Oleh: Mukhlis, S.Pd., M.Pd.
Siapa sih yang tidak mengenal tari seudati. Salah satu tarian asal Aceh yang kerap dimainkan di berbagai even dan pertandingan seni. Tarian ini sangat digemari oleh kaum lelaki. Permainan seudati adalah perpaduan antara seni tari dan seni suara yang juga disebut Saman. Tarian ini merupakan tarian khas Aceh. Tarian ini melambangkan kepribadian rakyat dengan sifat-sifat patriotik yang dikolaborasi dalam bentuk heroik. Pada zaman Belanda tarian seni sempat dilarang untuk dimainkan dan dipentaskan.
Dalam pementasan, tarian ini menggambarkan nuansa kegembiraan dan kemeriahan. Tarian ini memiliki sejarah dan perkembangan cukup panjang. Menurut Kamala Devi Chattopadhyaya (Wikipedia) tari adalah suatu insting atau desakan emosi di dalam diri manusia yang mendorong seseorang untuk menemukan ekspresi pada gerak-gerak ritmis.

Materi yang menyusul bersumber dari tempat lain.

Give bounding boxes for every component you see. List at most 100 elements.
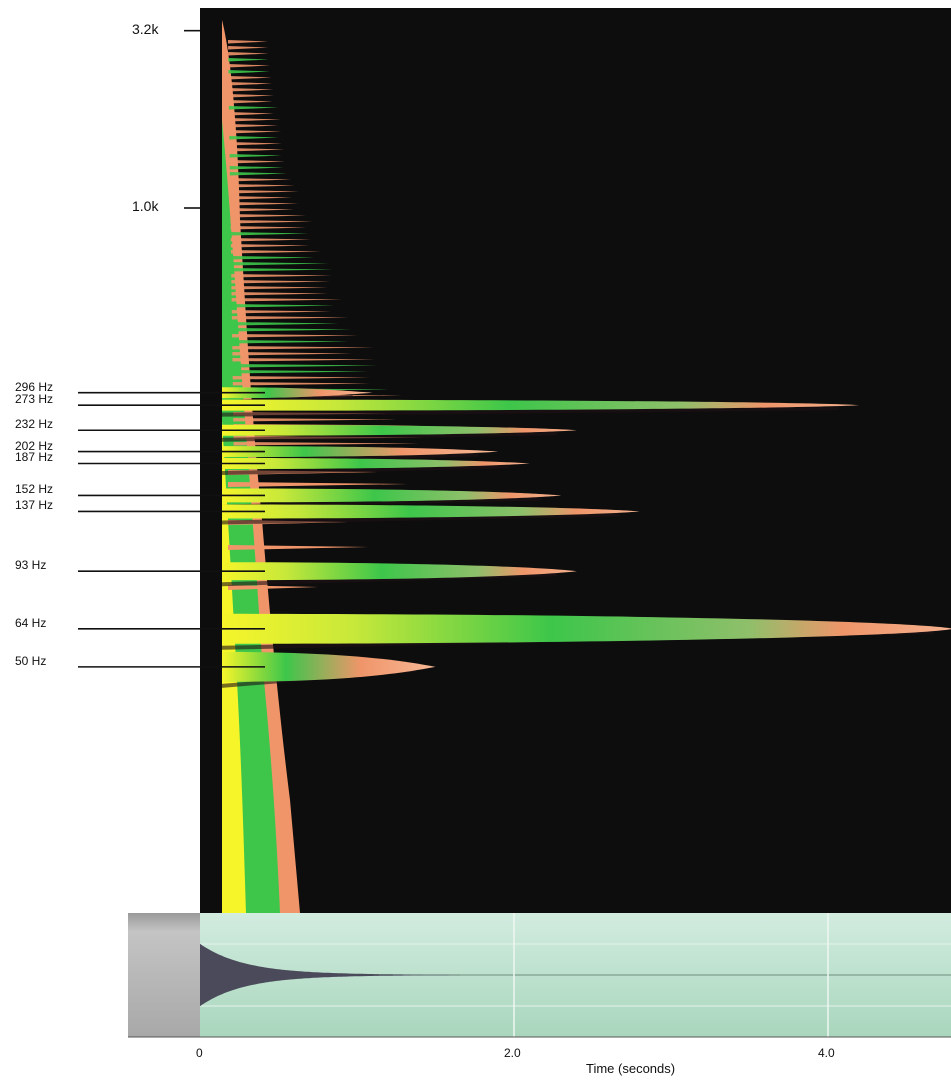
mid-streak [228,585,318,590]
partial-halo-273 [222,407,840,417]
partial-halo-187 [222,465,510,475]
hf-streak [229,172,287,176]
hf-streak [230,196,292,200]
frequency-label-137: 137 Hz [15,498,54,513]
hf-streak [232,376,370,380]
time-tick-label: 4.0 [818,1046,835,1060]
partial-ridge-202 [222,446,499,458]
hf-streak [232,340,349,344]
partial-ridge-50 [222,651,436,682]
hf-streak [228,82,272,86]
y-major-label: 1.0k [132,198,159,214]
partial-halo-137 [222,513,620,525]
hf-streak [230,220,313,224]
hf-streak [232,352,353,356]
hf-streak [230,184,295,188]
mid-streak [228,482,408,487]
hf-streak [229,178,292,182]
hf-streak [232,328,352,332]
frequency-label-187: 187 Hz [15,450,54,465]
time-tick-label: 0 [196,1046,203,1060]
hf-streak [231,298,343,302]
frequency-label-64: 64 Hz [15,615,47,630]
waveform-panel [128,913,951,1038]
hf-streak [229,154,282,158]
waveform-gridlines [513,913,829,1037]
hf-streak [228,94,274,98]
hf-streak [229,130,282,134]
frequency-label-202: 202 Hz [15,438,54,453]
y-major-ticks [184,29,200,209]
hf-streak [232,370,369,374]
hf-streak [228,64,271,68]
hf-streak [231,304,335,308]
hf-streak [229,148,285,152]
partial-ridges [222,387,951,688]
hf-streak [230,250,322,254]
hf-streak [231,286,328,290]
frequency-label-296: 296 Hz [15,379,54,394]
frequency-label-50: 50 Hz [15,653,47,668]
hf-streak [231,310,332,314]
hf-streak [230,214,307,218]
partial-ridge-93 [222,562,577,581]
hf-streak [229,124,279,128]
partial-ridge-137 [222,504,640,519]
frequency-label-152: 152 Hz [15,482,54,497]
hf-streak [232,358,376,362]
y-major-label: 3.2k [132,20,159,37]
hf-streak [231,268,334,272]
hf-streak [230,202,299,206]
hf-streak [228,76,272,80]
hf-streak [232,364,378,368]
partial-halo-232 [222,432,557,442]
frequency-label-232: 232 Hz [15,417,54,432]
hf-streak [228,106,279,110]
hf-streak [229,136,279,140]
hf-streak [232,382,371,386]
x-axis-title: Time (seconds) [586,1061,676,1076]
hf-streak [228,58,269,62]
hf-streak [229,160,286,164]
hf-streak [230,190,299,194]
partial-ridge-296 [222,387,373,399]
hf-streak [230,238,311,242]
hf-streak [232,334,359,338]
hf-streak [231,280,331,284]
hf-streak [228,40,268,44]
waveform-trace [200,943,460,1007]
hf-streak [233,442,420,446]
hf-streak [230,226,307,230]
hf-streak [230,244,310,248]
hf-streak [232,346,374,350]
hf-streak [231,262,329,266]
hf-streak [228,70,270,74]
hf-streak [229,142,283,146]
hf-streak [228,46,269,50]
hf-streak [228,100,273,104]
hf-streak [230,232,309,236]
frequency-leader-lines [78,391,265,668]
partial-ridge-232 [222,424,577,436]
hf-streak [228,52,269,56]
partial-ridge-152 [222,488,562,503]
partial-ridge-187 [222,457,530,469]
time-tick-label: 2.0 [504,1046,521,1060]
hf-streak [230,208,294,212]
hf-streak [229,118,281,122]
hf-streak [231,274,332,278]
hf-streak [228,88,274,92]
partial-ridge-64 [222,613,951,644]
hf-streak [231,322,339,326]
partial-ridge-273 [222,399,860,411]
frequency-label-93: 93 Hz [15,558,47,573]
hf-streak [231,256,315,260]
mid-streak [228,545,368,550]
hf-streak [233,418,398,422]
hf-streak [231,316,349,320]
hf-streak [229,166,284,170]
waveform-stub [128,913,200,1037]
frequency-label-273: 273 Hz [15,392,54,407]
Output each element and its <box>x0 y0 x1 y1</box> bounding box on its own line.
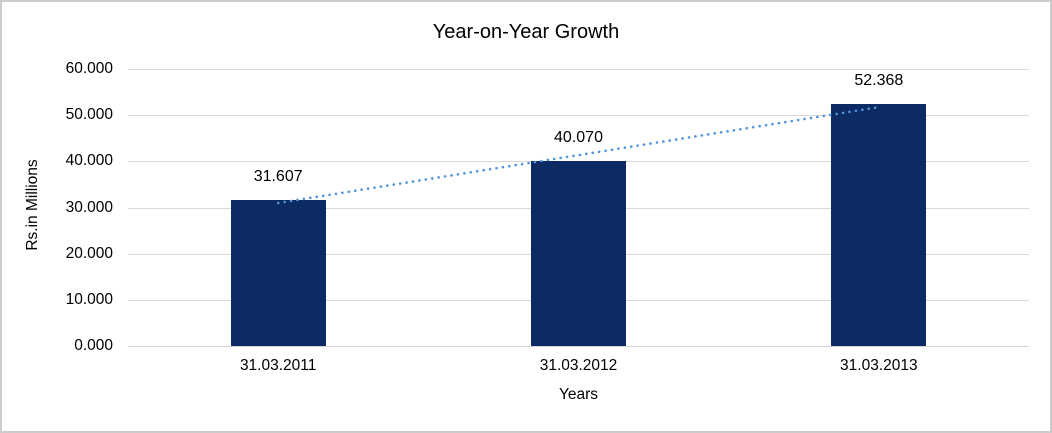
y-tick-label: 60.000 <box>65 60 113 77</box>
y-tick-label: 0.000 <box>74 337 113 354</box>
plot-area <box>128 69 1029 347</box>
chart-title: Year-on-Year Growth <box>432 21 620 43</box>
trendline <box>276 105 881 205</box>
gridline <box>128 115 1029 117</box>
y-tick-label: 30.000 <box>65 198 113 216</box>
x-axis-title: Years <box>558 386 599 403</box>
x-tick-label: 31.03.2012 <box>539 357 618 374</box>
trendline-path <box>276 105 881 205</box>
x-tick-label: 31.03.2013 <box>840 357 918 374</box>
data-label: 40.070 <box>554 129 603 146</box>
bar <box>831 104 927 346</box>
y-tick-label: 10.000 <box>65 290 113 308</box>
x-axis-line <box>128 346 1029 347</box>
bar <box>531 161 626 346</box>
y-tick-label: 20.000 <box>65 244 113 262</box>
bar <box>230 200 326 346</box>
data-label: 52.368 <box>854 72 904 90</box>
gridline <box>128 69 1029 70</box>
y-tick-label: 50.000 <box>65 106 113 124</box>
data-label: 31.607 <box>253 168 303 186</box>
x-tick-label: 31.03.2011 <box>239 357 317 374</box>
y-tick-label: 40.000 <box>65 152 113 170</box>
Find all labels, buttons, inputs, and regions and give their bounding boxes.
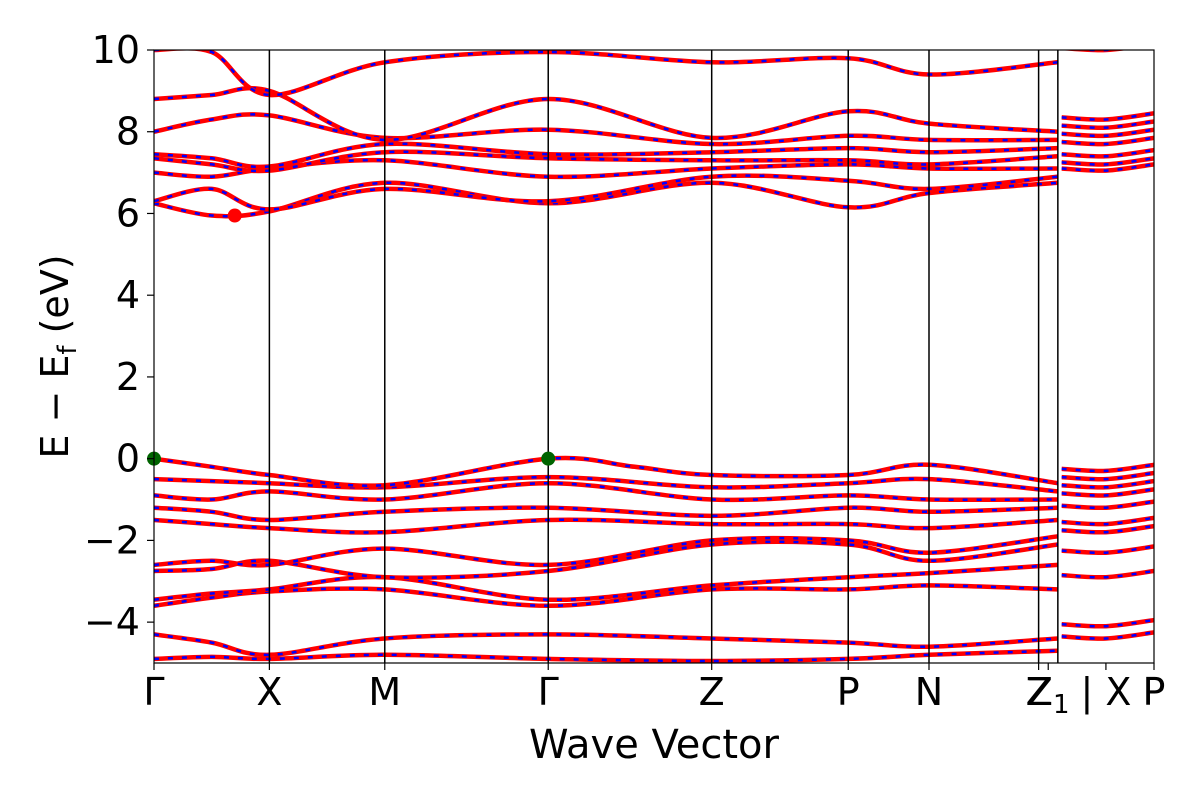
band-line-spin-up xyxy=(154,518,1058,534)
y-tick-label: 0 xyxy=(116,437,140,481)
band-line-spin-up xyxy=(154,150,1058,173)
band-line-spin-up xyxy=(154,506,1058,522)
plot-frame xyxy=(153,49,1155,664)
band-line-spin-up xyxy=(154,633,1058,657)
x-tick-label: P xyxy=(837,670,860,714)
band-line-spin-up xyxy=(154,535,1058,567)
band-line-spin-up xyxy=(154,563,1058,602)
band-line-spin-up xyxy=(1061,136,1154,146)
band-line-spin-up xyxy=(1061,148,1154,158)
k-lines-layer xyxy=(268,50,1059,663)
y-tick-label: 10 xyxy=(92,28,140,72)
band-line-spin-up xyxy=(1061,163,1154,172)
band-line-spin-up xyxy=(154,174,1058,211)
x-tick-label: P xyxy=(1143,670,1166,714)
y-axis-label-main: E − E xyxy=(33,355,77,459)
bands-layer xyxy=(154,50,1154,663)
band-line-spin-down xyxy=(154,648,1058,663)
x-tick-label: | X xyxy=(1080,670,1131,715)
y-tick-label: 6 xyxy=(116,191,140,235)
band-line-spin-up xyxy=(1061,157,1154,166)
band-line-spin-down xyxy=(154,517,1058,535)
band-line-spin-up xyxy=(1061,471,1154,481)
band-line-spin-up xyxy=(154,481,1058,502)
y-tick-label: 8 xyxy=(116,110,140,154)
markers-layer xyxy=(147,208,556,466)
y-tick-label: −4 xyxy=(84,600,140,644)
band-line-spin-up xyxy=(1061,545,1154,555)
band-line-spin-down xyxy=(154,632,1058,658)
band-line-spin-up xyxy=(1061,488,1154,497)
x-tick-label: M xyxy=(368,670,401,714)
x-tick-label: Γ xyxy=(538,670,559,714)
band-line-spin-up xyxy=(1061,112,1154,121)
band-line-spin-down xyxy=(154,455,1059,488)
band-line-spin-up xyxy=(1061,516,1154,526)
y-axis-label-unit: (eV) xyxy=(33,254,77,345)
band-line-spin-up xyxy=(1061,500,1154,510)
band-line-spin-up xyxy=(1061,631,1154,640)
x-tick-label: Z1 xyxy=(1027,670,1070,720)
x-tick-label: Z xyxy=(1026,670,1052,714)
band-line-spin-up xyxy=(154,142,1058,169)
x-axis-label: Wave Vector xyxy=(529,722,780,768)
band-line-spin-down xyxy=(154,50,1059,98)
band-line-spin-up xyxy=(154,540,1058,579)
band-line-spin-up xyxy=(154,86,1058,142)
y-tick-label: 4 xyxy=(116,273,140,317)
band-line-spin-up xyxy=(1072,50,1121,52)
band-line-spin-up xyxy=(1061,120,1154,129)
x-tick-label: Z xyxy=(699,670,725,714)
extremum-marker xyxy=(541,451,556,466)
band-line-spin-up xyxy=(1061,569,1154,579)
band-line-spin-up xyxy=(154,113,1058,146)
x-tick-label: Γ xyxy=(143,670,164,714)
band-line-spin-up xyxy=(1061,524,1154,534)
band-line-spin-up xyxy=(1061,463,1154,473)
band-line-spin-up xyxy=(154,181,1058,218)
extremum-marker xyxy=(227,208,242,223)
y-tick-label: 2 xyxy=(116,355,140,399)
x-tick-label: X xyxy=(256,670,282,714)
y-axis-label-sub: f xyxy=(53,345,83,355)
y-axis-label: E − Ef (eV) xyxy=(33,254,83,458)
y-tick-label: −2 xyxy=(84,518,140,562)
band-line-spin-down xyxy=(154,562,1058,603)
band-line-spin-up xyxy=(154,475,1058,493)
band-line-spin-up xyxy=(1061,618,1154,628)
band-line-spin-down xyxy=(1061,50,1128,53)
band-line-spin-down xyxy=(154,505,1058,523)
band-line-spin-up xyxy=(1061,128,1154,138)
y-ticks-layer: −4 −2 0 2 4 6 8 10 xyxy=(84,28,154,644)
band-line-spin-up xyxy=(1061,479,1154,489)
x-tick-label: N xyxy=(915,670,943,714)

Ditinjau dari etimologi kata seudati berasal dari bahasa Arab yakni Syahadat yang memiliki dan mengakui keesaan Allah sekaligus keyakinan sebagai syarat pertama bagi seseorang yang berkeyakinan Islam. Walaupun ada berkeyakinan bahwa kata seudati belum pasti berasal dari bahasa Arab. Jika merunut pada perkembangan masyarakat Aceh mulai dari abad ketujuh sampai saat ini.
Hampir semua cabang seni yang ada dalam masyarakat Aceh selalu berkaitan dengan Islam. Semua hasil budaya dan seni termasuk tarian selalu diisi dengan ritual -ritual Islam. Walaupun tidak berfungsi sebagai sarana pemujaan terhadap Allah, akan tetapi dapat juga berfungsi sebagai syiar keagamaan yang berkaitan penegakan amar makruf dan mencegah kemungkaran.
Hal ini dapat dikaitkan bahwa Provinsi Aceh menjadi salah satu daerah yang berhubungan langsung dengan para saudagar dari luar negeri termasuk Arab dan Turki. Interaksi yang berlangsung beberapa abad, lambat laun menjadi suatu akulturasi kebudayaan sekaligus keyakinan. Dengan demikian, wajarlah kiranya kirab perjuangan Aceh dalam menegakkan Islam telah dinobatkan sebagai Serambi Mekkah.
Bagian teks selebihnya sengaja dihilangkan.